Oonagh Hurley Margaret
In Clonakilty, Oonagh Hurley lived over the family shoe shop. Trips with her mother to the Lavit Gallery in Cork, with a ‘Don’t Touch’ warning, and her father’s home movie camera meant an early awareness of art. She drew on shoebox lids.
Hurley studied physiotherapy at UCD, worked in Dublin, returned to Cork where she worked in hospital settings, took night classes at Crawford Art College and with “a leave of absence from HSE, a nudge from my husband to go for it”, Hurley went full-time.
“It’s not for the faint-hearted. You need a thick skin to take the criticism. I did first and fourth year full-time, second and third part-time while raising three small kids. Some life experience under the belt is a good thing.”
In Hurley’s work, she says “the continuing thread is finding and illuminating what we all have in common across time or location. It’s often life’s incidental and mundane moments that stir in us the most visceral emotion.”
In Women Unremembered, Hurley features sidelined and forgotten women. The series began “gradually and unintentionally”. Captivated by a picture of Amelia Earhart, she says, “several other images caught my attention and their stories were astounding. I hope that the scattergun approach I’ve taken of a diverse group of women might ignite curiosity and consciousness of what these women did and what women are capable of.”
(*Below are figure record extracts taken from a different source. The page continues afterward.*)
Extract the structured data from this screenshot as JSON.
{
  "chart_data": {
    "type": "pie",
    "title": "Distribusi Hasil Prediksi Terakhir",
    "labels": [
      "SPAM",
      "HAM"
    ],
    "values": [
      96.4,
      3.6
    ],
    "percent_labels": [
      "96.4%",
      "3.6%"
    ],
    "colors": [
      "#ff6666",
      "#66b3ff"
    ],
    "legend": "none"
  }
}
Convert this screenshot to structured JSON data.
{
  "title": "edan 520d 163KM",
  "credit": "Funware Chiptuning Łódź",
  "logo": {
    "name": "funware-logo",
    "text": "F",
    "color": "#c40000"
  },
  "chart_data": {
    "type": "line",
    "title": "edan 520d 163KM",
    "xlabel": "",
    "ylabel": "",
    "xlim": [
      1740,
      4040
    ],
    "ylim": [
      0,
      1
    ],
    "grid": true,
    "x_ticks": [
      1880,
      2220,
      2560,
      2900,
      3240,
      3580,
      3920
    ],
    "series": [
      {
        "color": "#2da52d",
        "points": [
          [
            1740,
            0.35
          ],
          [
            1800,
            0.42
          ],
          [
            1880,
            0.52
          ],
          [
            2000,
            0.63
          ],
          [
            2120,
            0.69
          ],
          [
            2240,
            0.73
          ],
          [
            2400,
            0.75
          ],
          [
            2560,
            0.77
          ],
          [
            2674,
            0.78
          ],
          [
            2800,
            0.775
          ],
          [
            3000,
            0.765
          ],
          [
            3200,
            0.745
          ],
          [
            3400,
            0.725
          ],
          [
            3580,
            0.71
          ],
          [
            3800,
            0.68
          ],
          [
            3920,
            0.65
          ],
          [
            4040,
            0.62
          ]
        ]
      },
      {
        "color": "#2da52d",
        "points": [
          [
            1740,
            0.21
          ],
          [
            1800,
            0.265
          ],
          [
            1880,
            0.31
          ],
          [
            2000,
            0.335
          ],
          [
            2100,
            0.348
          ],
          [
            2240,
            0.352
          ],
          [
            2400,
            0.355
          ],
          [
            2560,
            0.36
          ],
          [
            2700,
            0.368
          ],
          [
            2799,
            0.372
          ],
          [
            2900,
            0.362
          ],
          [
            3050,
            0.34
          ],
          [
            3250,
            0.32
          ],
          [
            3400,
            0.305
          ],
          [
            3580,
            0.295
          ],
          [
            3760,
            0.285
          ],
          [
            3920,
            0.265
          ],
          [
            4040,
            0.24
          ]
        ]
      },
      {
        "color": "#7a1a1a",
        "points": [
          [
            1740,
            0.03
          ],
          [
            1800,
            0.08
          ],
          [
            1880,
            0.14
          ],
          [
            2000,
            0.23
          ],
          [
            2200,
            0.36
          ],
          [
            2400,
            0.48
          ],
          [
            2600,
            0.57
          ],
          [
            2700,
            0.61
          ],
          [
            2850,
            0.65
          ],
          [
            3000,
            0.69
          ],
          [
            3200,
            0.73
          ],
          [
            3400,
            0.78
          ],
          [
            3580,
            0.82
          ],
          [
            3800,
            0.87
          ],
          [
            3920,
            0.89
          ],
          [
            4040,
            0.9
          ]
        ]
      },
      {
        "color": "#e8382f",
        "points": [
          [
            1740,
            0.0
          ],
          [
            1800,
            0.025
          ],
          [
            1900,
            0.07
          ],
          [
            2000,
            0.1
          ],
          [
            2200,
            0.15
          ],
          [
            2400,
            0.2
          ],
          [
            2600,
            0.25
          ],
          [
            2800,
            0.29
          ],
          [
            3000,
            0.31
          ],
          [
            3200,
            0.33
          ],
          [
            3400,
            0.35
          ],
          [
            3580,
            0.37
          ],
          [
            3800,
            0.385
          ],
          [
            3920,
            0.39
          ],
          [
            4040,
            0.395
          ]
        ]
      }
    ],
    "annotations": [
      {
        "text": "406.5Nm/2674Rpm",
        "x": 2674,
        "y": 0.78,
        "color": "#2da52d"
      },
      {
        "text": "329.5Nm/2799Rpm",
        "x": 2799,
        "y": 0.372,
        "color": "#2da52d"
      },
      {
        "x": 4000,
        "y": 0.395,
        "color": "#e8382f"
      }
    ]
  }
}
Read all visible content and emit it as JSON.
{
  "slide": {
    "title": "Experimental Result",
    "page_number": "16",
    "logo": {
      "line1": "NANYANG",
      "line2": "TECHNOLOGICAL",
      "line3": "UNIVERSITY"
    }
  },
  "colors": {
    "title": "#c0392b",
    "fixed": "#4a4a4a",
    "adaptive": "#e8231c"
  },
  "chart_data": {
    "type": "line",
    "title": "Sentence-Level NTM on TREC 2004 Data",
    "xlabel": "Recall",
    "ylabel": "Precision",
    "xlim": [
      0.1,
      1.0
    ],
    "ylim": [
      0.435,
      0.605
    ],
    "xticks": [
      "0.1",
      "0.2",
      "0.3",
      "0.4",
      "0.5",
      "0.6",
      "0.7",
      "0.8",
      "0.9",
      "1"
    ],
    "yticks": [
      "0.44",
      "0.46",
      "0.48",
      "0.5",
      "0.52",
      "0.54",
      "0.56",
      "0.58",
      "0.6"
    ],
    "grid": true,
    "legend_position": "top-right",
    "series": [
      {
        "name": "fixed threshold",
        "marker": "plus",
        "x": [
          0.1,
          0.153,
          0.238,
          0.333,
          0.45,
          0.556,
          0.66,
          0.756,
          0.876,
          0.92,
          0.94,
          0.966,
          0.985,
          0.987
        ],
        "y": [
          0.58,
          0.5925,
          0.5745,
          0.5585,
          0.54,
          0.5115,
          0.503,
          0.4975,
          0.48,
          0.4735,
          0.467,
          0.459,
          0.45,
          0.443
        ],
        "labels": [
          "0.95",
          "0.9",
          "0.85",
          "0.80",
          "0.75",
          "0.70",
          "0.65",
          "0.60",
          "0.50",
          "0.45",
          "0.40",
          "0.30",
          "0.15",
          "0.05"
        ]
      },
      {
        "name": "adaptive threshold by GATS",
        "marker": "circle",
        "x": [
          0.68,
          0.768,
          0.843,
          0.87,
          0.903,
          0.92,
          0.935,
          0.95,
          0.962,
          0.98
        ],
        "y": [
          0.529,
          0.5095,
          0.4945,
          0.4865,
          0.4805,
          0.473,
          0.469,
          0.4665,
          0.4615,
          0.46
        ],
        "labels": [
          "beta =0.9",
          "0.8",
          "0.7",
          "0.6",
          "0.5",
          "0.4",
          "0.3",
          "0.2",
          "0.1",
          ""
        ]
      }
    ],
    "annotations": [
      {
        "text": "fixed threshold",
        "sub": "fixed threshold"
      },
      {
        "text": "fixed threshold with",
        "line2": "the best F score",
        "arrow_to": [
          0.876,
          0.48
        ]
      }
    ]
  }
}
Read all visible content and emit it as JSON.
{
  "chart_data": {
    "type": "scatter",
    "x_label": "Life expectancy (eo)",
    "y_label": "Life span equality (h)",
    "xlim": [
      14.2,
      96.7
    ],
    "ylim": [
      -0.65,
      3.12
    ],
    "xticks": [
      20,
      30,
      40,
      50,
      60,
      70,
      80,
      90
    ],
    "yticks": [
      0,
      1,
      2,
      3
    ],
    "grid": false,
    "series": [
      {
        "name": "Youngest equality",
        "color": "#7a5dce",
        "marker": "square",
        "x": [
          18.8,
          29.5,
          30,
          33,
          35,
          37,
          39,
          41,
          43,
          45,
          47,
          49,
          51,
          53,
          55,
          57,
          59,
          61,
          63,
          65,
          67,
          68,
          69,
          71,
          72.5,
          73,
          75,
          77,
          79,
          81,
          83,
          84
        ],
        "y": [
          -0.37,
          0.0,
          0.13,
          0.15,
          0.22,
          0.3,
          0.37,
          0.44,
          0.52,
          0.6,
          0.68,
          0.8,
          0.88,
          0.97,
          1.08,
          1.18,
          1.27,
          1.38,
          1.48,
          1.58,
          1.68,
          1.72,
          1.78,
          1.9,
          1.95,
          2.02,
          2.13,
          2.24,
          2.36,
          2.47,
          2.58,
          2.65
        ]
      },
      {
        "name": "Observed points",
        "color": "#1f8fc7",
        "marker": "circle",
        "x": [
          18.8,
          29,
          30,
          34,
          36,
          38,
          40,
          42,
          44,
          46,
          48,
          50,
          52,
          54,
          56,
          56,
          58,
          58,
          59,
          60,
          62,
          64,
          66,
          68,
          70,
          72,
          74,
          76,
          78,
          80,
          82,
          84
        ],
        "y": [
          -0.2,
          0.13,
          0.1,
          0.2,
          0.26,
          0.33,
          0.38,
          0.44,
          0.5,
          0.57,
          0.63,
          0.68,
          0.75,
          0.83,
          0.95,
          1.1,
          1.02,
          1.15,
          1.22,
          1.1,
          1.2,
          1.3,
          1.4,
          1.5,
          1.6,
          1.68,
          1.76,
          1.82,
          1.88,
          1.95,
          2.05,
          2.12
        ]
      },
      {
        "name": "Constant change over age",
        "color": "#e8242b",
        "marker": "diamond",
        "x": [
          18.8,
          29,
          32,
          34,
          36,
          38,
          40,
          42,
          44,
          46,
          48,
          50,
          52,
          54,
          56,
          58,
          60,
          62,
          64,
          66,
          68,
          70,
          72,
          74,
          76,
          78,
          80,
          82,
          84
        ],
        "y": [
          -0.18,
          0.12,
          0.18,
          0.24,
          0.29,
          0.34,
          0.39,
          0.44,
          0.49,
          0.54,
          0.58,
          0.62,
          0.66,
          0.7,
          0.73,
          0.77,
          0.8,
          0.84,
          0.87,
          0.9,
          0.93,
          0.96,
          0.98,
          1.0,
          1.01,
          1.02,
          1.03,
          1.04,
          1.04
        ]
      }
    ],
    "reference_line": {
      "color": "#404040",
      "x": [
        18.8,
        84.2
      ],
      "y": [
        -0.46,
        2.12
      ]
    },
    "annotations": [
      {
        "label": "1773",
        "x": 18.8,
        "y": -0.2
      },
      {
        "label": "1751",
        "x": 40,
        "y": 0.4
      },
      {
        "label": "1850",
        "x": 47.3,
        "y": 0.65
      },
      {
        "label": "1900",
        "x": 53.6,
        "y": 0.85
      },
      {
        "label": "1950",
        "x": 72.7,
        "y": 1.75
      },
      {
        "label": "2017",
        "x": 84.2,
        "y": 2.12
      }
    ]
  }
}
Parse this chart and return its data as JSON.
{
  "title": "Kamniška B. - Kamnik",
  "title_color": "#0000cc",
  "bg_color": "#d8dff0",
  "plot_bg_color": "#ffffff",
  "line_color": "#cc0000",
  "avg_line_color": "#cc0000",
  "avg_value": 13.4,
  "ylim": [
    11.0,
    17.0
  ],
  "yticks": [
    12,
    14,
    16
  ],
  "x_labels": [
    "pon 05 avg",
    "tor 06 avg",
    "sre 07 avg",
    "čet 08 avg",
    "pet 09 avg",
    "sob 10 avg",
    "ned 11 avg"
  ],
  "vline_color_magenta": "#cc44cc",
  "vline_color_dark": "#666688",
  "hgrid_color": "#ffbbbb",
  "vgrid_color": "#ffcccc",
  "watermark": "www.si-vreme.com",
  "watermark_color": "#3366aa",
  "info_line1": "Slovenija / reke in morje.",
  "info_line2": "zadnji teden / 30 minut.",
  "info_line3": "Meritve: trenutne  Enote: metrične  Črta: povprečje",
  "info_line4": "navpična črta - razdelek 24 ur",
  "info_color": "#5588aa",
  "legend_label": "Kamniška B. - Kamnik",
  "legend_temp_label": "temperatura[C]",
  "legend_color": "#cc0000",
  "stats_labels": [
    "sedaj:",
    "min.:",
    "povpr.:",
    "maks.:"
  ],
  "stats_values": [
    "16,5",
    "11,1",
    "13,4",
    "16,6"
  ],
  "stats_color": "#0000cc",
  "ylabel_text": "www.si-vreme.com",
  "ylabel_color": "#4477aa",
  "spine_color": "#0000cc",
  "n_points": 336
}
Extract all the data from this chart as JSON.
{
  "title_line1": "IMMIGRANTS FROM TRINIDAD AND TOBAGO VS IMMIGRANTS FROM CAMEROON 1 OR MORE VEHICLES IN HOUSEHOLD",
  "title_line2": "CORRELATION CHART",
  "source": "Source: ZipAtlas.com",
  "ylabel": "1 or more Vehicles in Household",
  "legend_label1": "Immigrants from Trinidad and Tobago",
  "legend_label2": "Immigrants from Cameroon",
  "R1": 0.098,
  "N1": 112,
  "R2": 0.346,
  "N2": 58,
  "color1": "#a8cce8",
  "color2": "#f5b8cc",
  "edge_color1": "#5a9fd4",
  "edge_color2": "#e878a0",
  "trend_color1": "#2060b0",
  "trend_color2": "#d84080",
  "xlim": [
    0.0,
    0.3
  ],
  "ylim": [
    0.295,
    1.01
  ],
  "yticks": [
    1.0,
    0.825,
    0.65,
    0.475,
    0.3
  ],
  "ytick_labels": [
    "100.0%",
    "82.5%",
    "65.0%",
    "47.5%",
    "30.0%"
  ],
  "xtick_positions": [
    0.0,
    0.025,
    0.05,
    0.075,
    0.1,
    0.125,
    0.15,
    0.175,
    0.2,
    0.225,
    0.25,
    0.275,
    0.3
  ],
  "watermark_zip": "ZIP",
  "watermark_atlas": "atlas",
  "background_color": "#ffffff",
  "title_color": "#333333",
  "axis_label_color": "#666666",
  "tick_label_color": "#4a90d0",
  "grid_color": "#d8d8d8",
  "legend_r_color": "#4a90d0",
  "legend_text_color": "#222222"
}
Why paint these women when there are photographs? “My gaze on these women through time is a very different perspective from that of the photographer for whom they posed. I know the outcome.”
In the case of Margaret Cousins, “I am staring into the eyes of a woman in her 30s who doesn’t know what’s ahead of her, who is unaware of the sacrifices she will make for her cause or how history will see her, or not see her.”
Using black and white photographs, Hurley painted Margaret “through a different prism. These women deserved vibrant, celebratory colour. The upper two thirds of Margaret’s portrait is well defined, the lower section is quite loose. The pouring, layering, smearing and dripping of paint makes for interesting underpainting.”
And the book before her? “In the photograph there’s an image on the page. The underpainting made it look as if the pages had been carved out of the book, like she had been extracted from her own story. I felt so lucky to have been gifted that nugget by the paint.”
Margaret’s gaze is steady. “She has a calmness, a gentle strength and fearlessness.”
Hurley uses first names for her subjects. “It adds strength to the individual woman who is neither reliant on her father’s nor her husband’s name.” This Margaret, born Boyle, Co Roscommon in 1878, who was advised by her headmistress “not to be so independent”, did a bachlor of, and then taught, music, married poet and playwright James Cousins. Both were committed to vegetarianism, theosophy and women’s suffrage.
With Hanna Sheehy-Skeffington, Margaret co-founded the Irish Women’s Franchise League and The Irish Citizen newspaper. She was imprisoned twice for damaging government buildings, in Dublin and London, during protests for the right to vote. In 1915 she and Cousins moved to India where she continued her campaign for women’s rights, was the first woman magistrate in India, and was imprisoned for supporting Ghandi.
She died there in 1950, having ignored her headmistress’s advice.
‘Women Unremembered’ by Oonagh Hurley runs at The Blue House Gallery, Schull, Co Cork, from July 8-20. bluehousegalleryschull.com/ Insta @oonaghhurley_art
Print and Works on Paper
Baldwin’s work includes nostalgic and innocent landscapes, recently described as “Psychological Landscapes” by BBC Arts correspondent Maeve Doyle, that explore death, love and decay. Cartoon characters and skulls are side-by-side in work that is multi-layered and full of vibrant colours and intricate details. Born 1972, Baldwin has also designed book covers, album art, and clothes.
SO Fine Art, Powerscourt Townhouse, Dublin 2, until July 2
Eva Gonzalès Is What Dublin Needs
Édouard Manet and others
Manet’s one formal pupil, Eva Gonzalès, began her apprenticeship aged 22. She died 14 years later, an accomplished and admired artist. Manet’s portrait of her, acquired by Hugh Lane, features in a new exhibition of self-portraits by women and paintings of women artists by men. George Moore proclaimed that “The portrait of Mademoiselle Gonzalès is what Dublin needs”.